Unique genetic code proves common origin
A co-discoverer of the close relationship between Chromera velia and the Apicomplexa is Prof. Miroslav Oborník, who is a researcher at the Institute of Parasitology in the Czech Academy of Sciences in Budweis. Oborník examined the genetic code of Chromera velia. The genetic code defines how genetic information is interpreted during the synthesis of proteins, and in general it is uniform for all organisms. However, Oborník found that the alga Chromera velia uses an alternative genetic code in its chloroplasts. “There is a stop command in a gene that is absolutely necessary for photosynthesis. According to the standard code, this gene could not work at all. But instead of following the stop command, Chromera velia’s protein biosynthesis machinery translates the genetic information of the DNA into a tryptophan amino acid. The same deviation in the genetic code can also be found in the reduced chloroplasts of Apicomplexa. When I noticed this commonality, I was sure that Chromera velia had to be related to the Apicomplexa,” Oborník describes the discovery.

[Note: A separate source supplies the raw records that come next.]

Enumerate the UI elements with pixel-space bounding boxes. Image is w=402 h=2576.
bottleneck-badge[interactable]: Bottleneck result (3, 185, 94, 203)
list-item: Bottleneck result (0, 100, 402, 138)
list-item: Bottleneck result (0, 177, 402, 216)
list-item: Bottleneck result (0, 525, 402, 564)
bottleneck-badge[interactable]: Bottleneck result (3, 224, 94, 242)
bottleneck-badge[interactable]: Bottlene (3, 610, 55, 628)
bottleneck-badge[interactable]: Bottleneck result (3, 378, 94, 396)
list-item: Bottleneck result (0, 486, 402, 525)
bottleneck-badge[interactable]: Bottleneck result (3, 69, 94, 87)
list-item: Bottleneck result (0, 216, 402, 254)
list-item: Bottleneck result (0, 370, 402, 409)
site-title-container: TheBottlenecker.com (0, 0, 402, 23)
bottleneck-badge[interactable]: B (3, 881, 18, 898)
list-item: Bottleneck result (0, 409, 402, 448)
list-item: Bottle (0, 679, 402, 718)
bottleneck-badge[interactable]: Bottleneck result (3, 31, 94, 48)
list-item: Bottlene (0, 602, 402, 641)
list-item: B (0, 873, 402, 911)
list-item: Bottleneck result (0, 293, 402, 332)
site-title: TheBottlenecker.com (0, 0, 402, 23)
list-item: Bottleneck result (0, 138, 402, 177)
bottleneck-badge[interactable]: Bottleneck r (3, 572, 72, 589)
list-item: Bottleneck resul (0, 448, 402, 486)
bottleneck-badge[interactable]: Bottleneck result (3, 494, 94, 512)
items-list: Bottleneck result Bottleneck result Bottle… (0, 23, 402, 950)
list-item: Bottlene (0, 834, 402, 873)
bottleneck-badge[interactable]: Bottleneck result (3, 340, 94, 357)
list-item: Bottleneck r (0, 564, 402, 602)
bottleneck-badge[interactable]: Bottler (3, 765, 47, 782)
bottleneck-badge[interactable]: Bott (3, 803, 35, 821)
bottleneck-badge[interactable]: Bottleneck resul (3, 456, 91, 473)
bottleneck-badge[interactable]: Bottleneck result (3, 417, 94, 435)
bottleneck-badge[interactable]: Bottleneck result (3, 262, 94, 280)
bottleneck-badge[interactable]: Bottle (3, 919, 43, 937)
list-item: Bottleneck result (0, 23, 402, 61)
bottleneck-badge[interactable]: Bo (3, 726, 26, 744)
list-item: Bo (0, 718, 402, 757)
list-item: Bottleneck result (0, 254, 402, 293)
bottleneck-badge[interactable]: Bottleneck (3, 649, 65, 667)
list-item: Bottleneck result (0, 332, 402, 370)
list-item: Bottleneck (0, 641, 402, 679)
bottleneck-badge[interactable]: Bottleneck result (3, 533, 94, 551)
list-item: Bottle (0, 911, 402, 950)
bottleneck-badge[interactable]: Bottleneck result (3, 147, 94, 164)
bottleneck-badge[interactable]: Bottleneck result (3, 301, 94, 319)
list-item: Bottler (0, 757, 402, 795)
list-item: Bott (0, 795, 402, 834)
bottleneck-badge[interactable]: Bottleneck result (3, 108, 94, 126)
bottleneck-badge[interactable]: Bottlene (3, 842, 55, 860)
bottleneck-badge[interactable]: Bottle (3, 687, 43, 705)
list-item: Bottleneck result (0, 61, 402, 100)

Due to the importance of Chromera velia as a relative of devastating parasites, its entire genome was sequenced in 2015. Thanks to the now available data, it could become a model organism for basic research on therapies against malaria and other parasites of the Apicomplexa group. Gruber and Oborník are in contact with researchers from the about 15 groups that work on Chromera velia worldwide. They conduct their research in Budweis, where they are interested in the details of the relationship between Chromera velia and corals, i.e. whether alga or coral benefit from each other or harm each other. “Photosynthesis and parasitism are rarely combined in one organism. Chromera velia could show us why this combination is so unusual,” suspects Gruber. Whether Chromera velia is threatened by the climate change related decline of corals, benefits from weakened corals, or even contributes to coral damage are also exciting questions that still need to be investigated.